No foco do primeiro destes, apresentarei elementos de meu encontro no consultório com a vida mental de alguém que alguns autores chamariam ‘de difícil representabilidade’[1]; ou ainda, de uma subjetividade que se localizaria, para outros, no vasto campo epistemológico das ‘não-neuroses’[2]. Ou seja, alguém com uma vida psíquica/mental bastante prejudicada — refiro-me às capacidades de simbolização, elaboração e construção de significado; assim como com uma fala, à minha escuta de então, caótica e sem nexo. O que, contratransferencialmente, mobilizava em mim, ansiedade[3].
No cerne do segundo momento, tentarei mostrar a aquisição (não repentina) de alguma sensibilização por parte de Rosa à imagem simbólica, revelando assim possivelmente algo de um trabalho mental de sua parte, culminando num terceiro momento, alguns anos mais tarde, na ‘produção’ de três sonhos levados à análise.
O que pretendo contar com o delineamento deste processo é a característica dificuldade da mente dita ‘concreta’ em simbolizar — e seus respectivos desdobramentos, tais quais o eco desta concretude na mente da analista iniciante —, assim como meu desafio em lidar com este persistente não-sonhar no campo da análise, situação bastante distinta e distante daquilo que eu vivia em minha própria análise e das leituras mais clássicas da Psicanálise às quais eu estava habituada. A partir disto, tento ilustrar o ‘com-passo’ construído, neste campo/tempo entre a paciente e eu, assim como por cada uma, separadamente. Seu, em direção — acredito — a um vislumbre de simbolização. Meu, conjecturo, em direção a uma ‘melhor escuta’: refiro-me a uma escuta ‘mais afinada ao passo de uma nova dança’, a dança de Rosa.

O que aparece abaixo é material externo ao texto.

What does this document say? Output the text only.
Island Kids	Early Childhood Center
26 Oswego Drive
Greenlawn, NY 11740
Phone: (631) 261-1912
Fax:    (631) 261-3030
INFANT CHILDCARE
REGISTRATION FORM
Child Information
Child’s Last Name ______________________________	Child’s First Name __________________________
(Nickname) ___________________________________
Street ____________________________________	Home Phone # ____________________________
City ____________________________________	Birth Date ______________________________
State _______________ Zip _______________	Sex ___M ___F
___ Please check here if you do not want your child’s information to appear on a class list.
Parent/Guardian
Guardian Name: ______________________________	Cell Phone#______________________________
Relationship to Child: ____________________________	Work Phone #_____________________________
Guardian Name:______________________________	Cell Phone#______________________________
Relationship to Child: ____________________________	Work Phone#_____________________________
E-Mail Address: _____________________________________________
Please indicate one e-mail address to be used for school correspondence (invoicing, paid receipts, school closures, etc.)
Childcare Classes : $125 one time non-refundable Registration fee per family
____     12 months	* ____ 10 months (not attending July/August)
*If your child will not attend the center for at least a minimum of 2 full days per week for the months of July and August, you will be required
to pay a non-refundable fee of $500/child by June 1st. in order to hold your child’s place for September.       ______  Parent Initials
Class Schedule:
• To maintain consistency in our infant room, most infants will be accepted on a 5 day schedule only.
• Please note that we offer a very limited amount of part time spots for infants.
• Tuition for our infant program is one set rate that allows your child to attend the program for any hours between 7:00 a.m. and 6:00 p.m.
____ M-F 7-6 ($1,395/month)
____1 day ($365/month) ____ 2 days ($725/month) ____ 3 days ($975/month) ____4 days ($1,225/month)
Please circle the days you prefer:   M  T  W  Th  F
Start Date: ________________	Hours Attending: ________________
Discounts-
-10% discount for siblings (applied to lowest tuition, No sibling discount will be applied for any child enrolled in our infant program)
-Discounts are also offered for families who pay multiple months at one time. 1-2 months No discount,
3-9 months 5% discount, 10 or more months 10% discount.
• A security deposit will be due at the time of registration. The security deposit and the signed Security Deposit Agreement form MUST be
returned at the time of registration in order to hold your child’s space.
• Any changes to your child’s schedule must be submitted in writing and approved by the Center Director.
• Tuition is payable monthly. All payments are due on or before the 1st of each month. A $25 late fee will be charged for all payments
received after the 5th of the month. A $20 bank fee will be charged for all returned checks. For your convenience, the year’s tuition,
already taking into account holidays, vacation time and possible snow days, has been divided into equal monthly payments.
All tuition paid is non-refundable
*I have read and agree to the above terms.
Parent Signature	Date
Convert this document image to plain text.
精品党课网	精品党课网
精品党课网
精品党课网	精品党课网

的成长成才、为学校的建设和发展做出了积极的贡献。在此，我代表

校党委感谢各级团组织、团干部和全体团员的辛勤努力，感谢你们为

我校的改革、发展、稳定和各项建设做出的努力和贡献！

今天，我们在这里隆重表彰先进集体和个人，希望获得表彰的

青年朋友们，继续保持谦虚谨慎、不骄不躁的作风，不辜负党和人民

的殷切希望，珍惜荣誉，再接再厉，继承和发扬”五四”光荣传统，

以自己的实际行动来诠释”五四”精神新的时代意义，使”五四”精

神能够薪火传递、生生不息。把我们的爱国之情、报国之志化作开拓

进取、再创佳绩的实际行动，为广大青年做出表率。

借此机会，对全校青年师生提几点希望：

Finalmente, da dupla analítica, em sua possibilidade de sonhar, ainda que, de início, sonhos rudimentares e quase concretos. Pari passu, como há de ser, neste caso. Vamos a ele.

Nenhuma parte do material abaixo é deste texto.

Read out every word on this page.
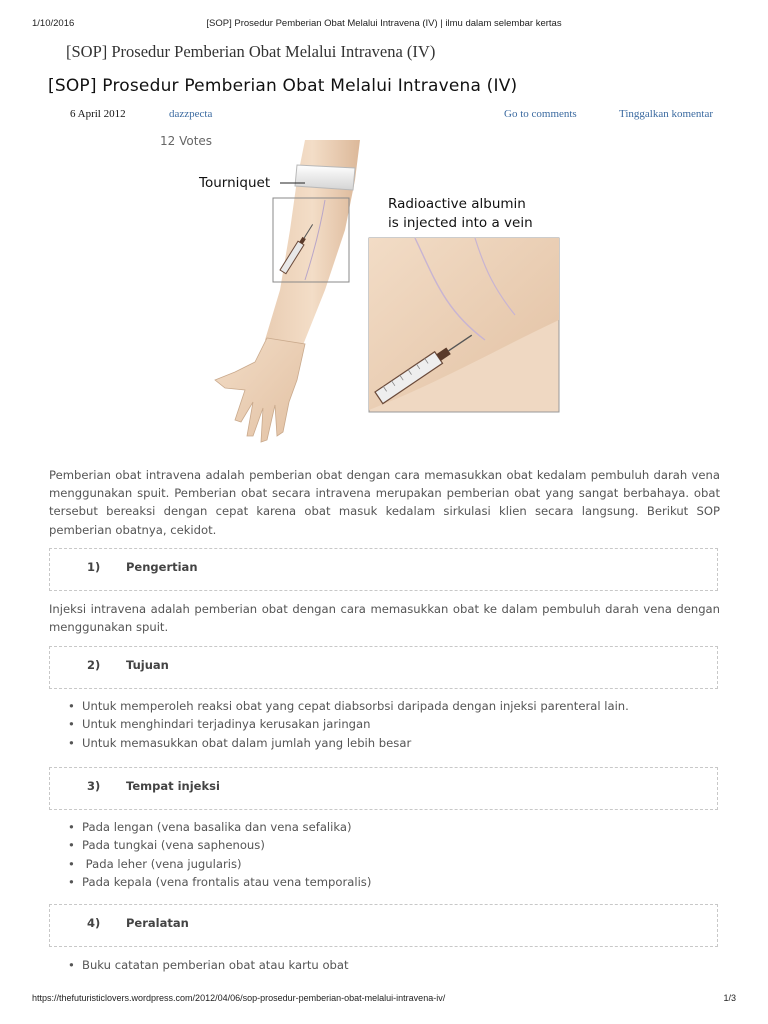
1/10/2016	[SOP] Prosedur Pemberian Obat Melalui Intravena (IV) | ilmu dalam selembar kertas
[SOP] Prosedur Pemberian Obat Melalui Intravena (IV)
[SOP] Prosedur Pemberian Obat Melalui Intravena (IV)
6 April 2012	dazzpecta	Go to comments	Tinggalkan komentar
12 Votes
Tourniquet
Radioactive albumin
is injected into a vein

Pemberian obat intravena adalah pemberian obat dengan cara memasukkan obat kedalam pembuluh darah vena menggunakan spuit. Pemberian obat secara intravena merupakan pemberian obat yang sangat berbahaya. obat tersebut bereaksi dengan cepat karena obat masuk kedalam sirkulasi klien secara langsung. Berikut SOP pemberian obatnya, cekidot.

1) Pengertian

Injeksi intravena adalah pemberian obat dengan cara memasukkan obat ke dalam pembuluh darah vena dengan menggunakan spuit.

2) Tujuan
• Untuk memperoleh reaksi obat yang cepat diabsorbsi daripada dengan injeksi parenteral lain.
• Untuk menghindari terjadinya kerusakan jaringan
• Untuk memasukkan obat dalam jumlah yang lebih besar
3) Tempat injeksi
• Pada lengan (vena basalika dan vena sefalika)
• Pada tungkai (vena saphenous)
• Pada leher (vena jugularis)
• Pada kepala (vena frontalis atau vena temporalis)
4) Peralatan
• Buku catatan pemberian obat atau kartu obat
https://thefuturisticlovers.wordpress.com/2012/04/06/sop-prosedur-pemberian-obat-melalui-intravena-iv/	1/3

Atendo Rosa há nove ou dez anos aproximadamente. Ela procurou-me primeiramente por telefone: falou-me de forma agitada, marcou um horário. Dias mais tarde, telefonou-me novamente, desmarcou e remarcou. Fez isto algumas vezes, antes de vir para a primeira entrevista.
“Sim, só poderia ser você a pessoa para me atender… Você não desiste de mim! Te ligo e remarco… você me atende, sua voz calma me responde”, disse ela, em um destes telefonemas. Entendo que um processo pré-transferencial havia se iniciado.
Salto no tempo: após alguns meses atendendo-a, soube que Rosa havia sido adotada com um pouco mais de um ano. Podemos ‘sonhar’ que, sua mãe biológica, de certa forma, ‘não a havia esperado’.
No encontro com Rosa, estive também em contato pela primeira vez em meu consultório particular com a mente predominantemente concreta, dita de difícil acesso, com possibilidades simbólicas bastante reduzidas, conforme dito na Introdução. Tanto na primeira entrevista quanto nas sessões seguintes, Rosa tinha a fala difícil de ser acompanhada: falava rapidamente, pulava de tema em tema de forma desordenada, fazendo suas próprias conexões que me pareciam sem nexo; além de não permitir nenhuma ‘brecha’ para que algo fosse dito de minha parte — o que me gerava alguma ansiedade. Seu funcionamento mental, neste momento, era muito confuso.
Além da ansiedade e da angústia que Rosa despertava em mim em alguns momentos, sentia-me também frustrada pela impossibilidade ou ao menos imensa dificuldade que eu tinha em ‘trabalhar’ seus conteúdos da forma psicanalítica dita mais clássica: da forma que eu trabalhava em minha própria análise; da forma que eu lia na maioria dos textos que eu lia — ou seja: de forma associativa, simbólica, metafórica, e em diálogo. Com Rosa, não era assim. Seu diálogo não era cadenciado nem articulado, não era nem um diálogo. Ela, somente, falava.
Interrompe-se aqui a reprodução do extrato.